DeepSeek V3.2: where it fits
A cost-efficient, open-weight (MIT) 685B-parameter MoE model whose DeepSeek Sparse Attention delivers GPT-5-comparable reasoning with far cheaper long-context inference. Released December 1, 2025 by DeepSeek, it is built for long-context efficiency via DeepSeek Sparse Attention (DSA), agentic tool-use with thinking integrated into tool calls (thinking/non-thinking modes), elite competition math and reasoning (AIME 2025 93.1, Codeforces 2386), and low-cost, open-weight (MIT) self-hosting.
Its trade-offs are real: text-only — no image, audio, or video input, and sWE-Bench Verified (73.1) trails the top closed coding models (Claude 4.5 Sonnet 77.2, Gemini 3 Pro 76.2). At $0.28 in / $0.42 out per million tokens, it sits in the budget price band.
Mistral Large 3: where it fits
France's frontier contender — strong multilingual model with European data residency. Released December 2, 2025 by Mistral, it is built for open-weight (Apache 2.0), self-hostable, strong multilingual performance, efficient inference, and function calling.
Its trade-offs: smaller context than US/China frontier, and less benchmark coverage. At $0.5 in / $1.5 out per million tokens, it sits in the budget price band.

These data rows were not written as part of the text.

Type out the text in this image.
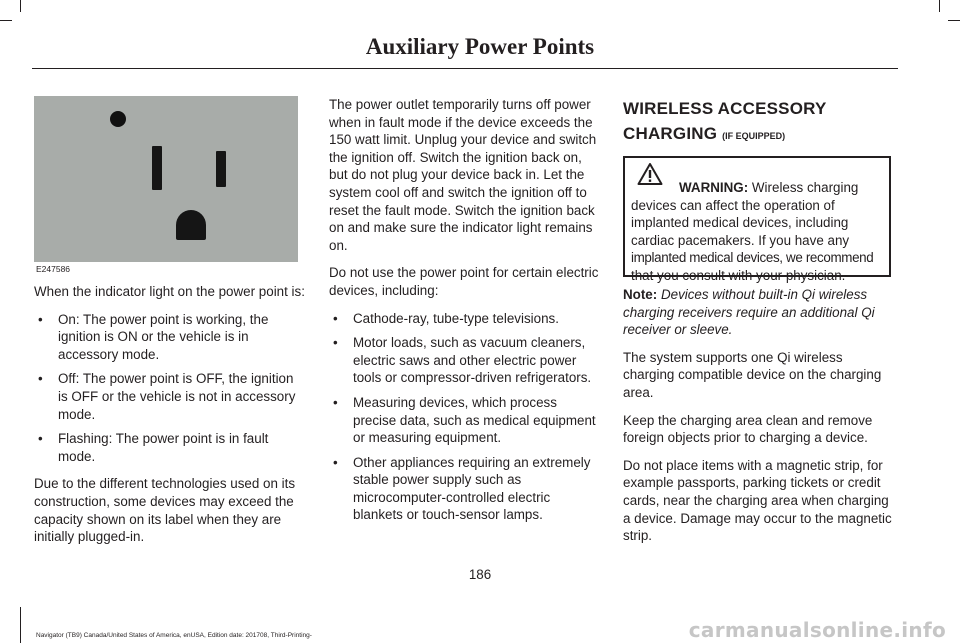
Auxiliary Power Points
E247586

When the indicator light on the power point is:

• On: The power point is working, the ignition is ON or the vehicle is in accessory mode.
• Off: The power point is OFF, the ignition is OFF or the vehicle is not in accessory mode.
• Flashing: The power point is in fault mode.

Due to the different technologies used on its construction, some devices may exceed the capacity shown on its label when they are initially plugged-in.

The power outlet temporarily turns off power when in fault mode if the device exceeds the 150 watt limit. Unplug your device and switch the ignition off. Switch the ignition back on, but do not plug your device back in. Let the system cool off and switch the ignition off to reset the fault mode. Switch the ignition back on and make sure the indicator light remains on.

Do not use the power point for certain electric devices, including:

• Cathode-ray, tube-type televisions.
• Motor loads, such as vacuum cleaners, electric saws and other electric power tools or compressor-driven refrigerators.
• Measuring devices, which process precise data, such as medical equipment or measuring equipment.
• Other appliances requiring an extremely stable power supply such as microcomputer-controlled electric blankets or touch-sensor lamps.
WIRELESS ACCESSORY
CHARGING (IF EQUIPPED)
WARNING: Wireless charging
devices can affect the operation of
implanted medical devices, including
cardiac pacemakers. If you have any
implanted medical devices, we recommend
that you consult with your physician.

Note: Devices without built-in Qi wireless charging receivers require an additional Qi receiver or sleeve.

The system supports one Qi wireless charging compatible device on the charging area.

Keep the charging area clean and remove foreign objects prior to charging a device.

Do not place items with a magnetic strip, for example passports, parking tickets or credit cards, near the charging area when charging a device. Damage may occur to the magnetic strip.

186
Navigator (TB9) Canada/United States of America, enUSA, Edition date: 201708, Third-Printing-	carmanualsonline.info
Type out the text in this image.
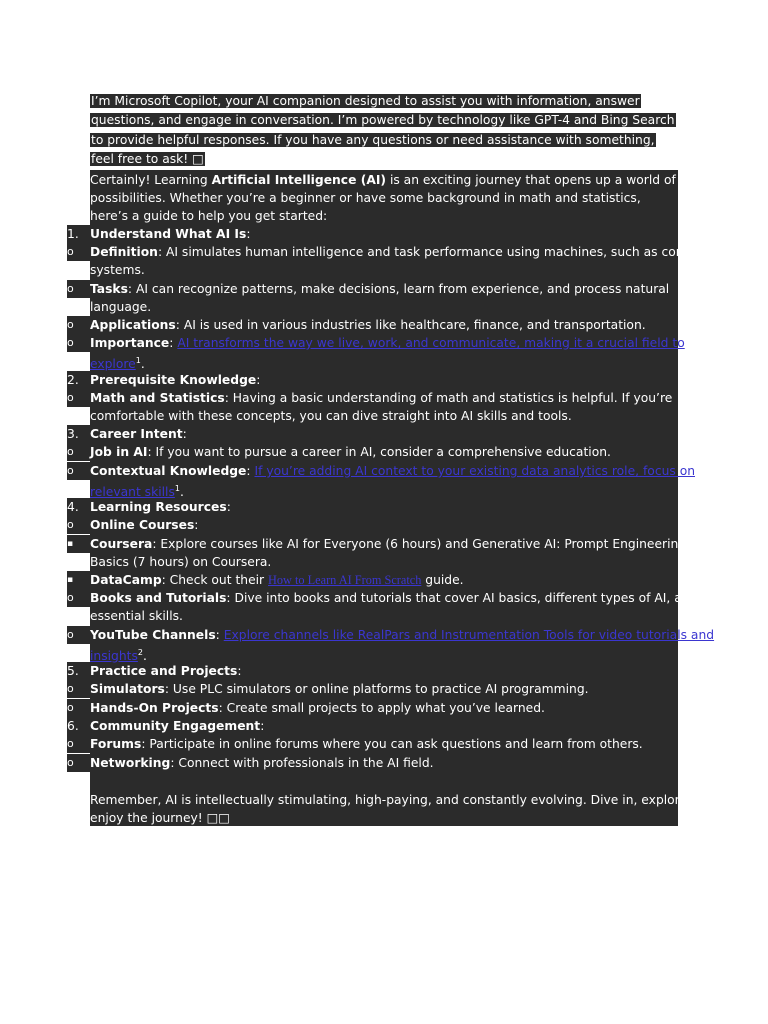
I’m Microsoft Copilot, your AI companion designed to assist you with information, answer questions, and engage in conversation. I’m powered by technology like GPT-4 and Bing Search to provide helpful responses. If you have any questions or need assistance with something, feel free to ask! □
Certainly! Learning Artificial Intelligence (AI) is an exciting journey that opens up a world of possibilities. Whether you’re a beginner or have some background in math and statistics, here’s a guide to help you get started:
1. Understand What AI Is:
o	Definition: AI simulates human intelligence and task performance using machines, such as computer
systems.
o	Tasks: AI can recognize patterns, make decisions, learn from experience, and process natural
language.
o	Applications: AI is used in various industries like healthcare, finance, and transportation.
o	Importance: AI transforms the way we live, work, and communicate, making it a crucial field to
explore$^1$.
2. Prerequisite Knowledge:
o	Math and Statistics: Having a basic understanding of math and statistics is helpful. If you’re
comfortable with these concepts, you can dive straight into AI skills and tools.
3. Career Intent:
o	Job in AI: If you want to pursue a career in AI, consider a comprehensive education.
o	Contextual Knowledge: If you’re adding AI context to your existing data analytics role, focus on
relevant skills$^1$.
4. Learning Resources:
o	Online Courses:
▪	Coursera: Explore courses like AI for Everyone (6 hours) and Generative AI: Prompt Engineering
Basics (7 hours) on Coursera.
▪	DataCamp: Check out their How to Learn AI From Scratch guide.
o	Books and Tutorials: Dive into books and tutorials that cover AI basics, different types of AI, and
essential skills.
o	YouTube Channels: Explore channels like RealPars and Instrumentation Tools for video tutorials and
insights$^2$.
5. Practice and Projects:
o	Simulators: Use PLC simulators or online platforms to practice AI programming.
o	Hands-On Projects: Create small projects to apply what you’ve learned.
6. Community Engagement:
o	Forums: Participate in online forums where you can ask questions and learn from others.
o	Networking: Connect with professionals in the AI field.
Remember, AI is intellectually stimulating, high-paying, and constantly evolving. Dive in, explore, and
enjoy the journey! □□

The bottom line for this matchup
This is less "which is smarter" and more "which ecosystem fits." DeepSeek V3.2 (China) and Mistral Large 3 (France) differ on pricing philosophy, data-residency, and tooling as much as on raw scores. DeepSeek V3.2 is the cheaper option, which matters at volume. The pragmatic move is to run one real task through both and judge the outputs against your own constraints — including where your data is allowed to be processed.
Want both DeepSeek V3.2 and Mistral Large 3 without two subscriptions? LumiChats gives you these plus 40+ models under one ₹69/day pass (about $1/day) — draft with one, cross-check with the other.
Is DeepSeek V3.2 or Mistral Large 3 better for coding?
Public SWE-Bench figures are not available for Mistral Large 3, so the honest test is your own repository — run an identical real bug through both. By design, DeepSeek V3.2 leans toward long-context efficiency via deepseek sparse attention (dsa) while Mistral Large 3 leans toward open-weight (apache 2.0), self-hostable, and that positioning usually predicts which feels better on your codebase.
Which is cheaper, DeepSeek V3.2 or Mistral Large 3?
DeepSeek V3.2 is cheaper — $0.28/$0.42 per 1M tokens vs $0.5/$1.5 per 1M tokens, roughly 1.8× apart on input.
Which has the bigger context window?
Mistral Large 3 — 256K vs 131K, about 2× larger. Useful only if the model actually reasons over the full window, which not all do.
Can I use both DeepSeek V3.2 and Mistral Large 3 together?
Yes — a multi-model platform like LumiChats gives you DeepSeek V3.2, Mistral Large 3 and 40+ others under one ₹69/day pass (about $1/day), so you can draft with one and cross-check with the other instead of buying two subscriptions.
Which is newer, DeepSeek V3.2 or Mistral Large 3?
Mistral Large 3 — released December 2, 2025, about 1 days after DeepSeek V3.2.
Specifications and benchmarks reflect publicly reported figures as of June 2026 and may change as providers release updates. Always verify on your own workload.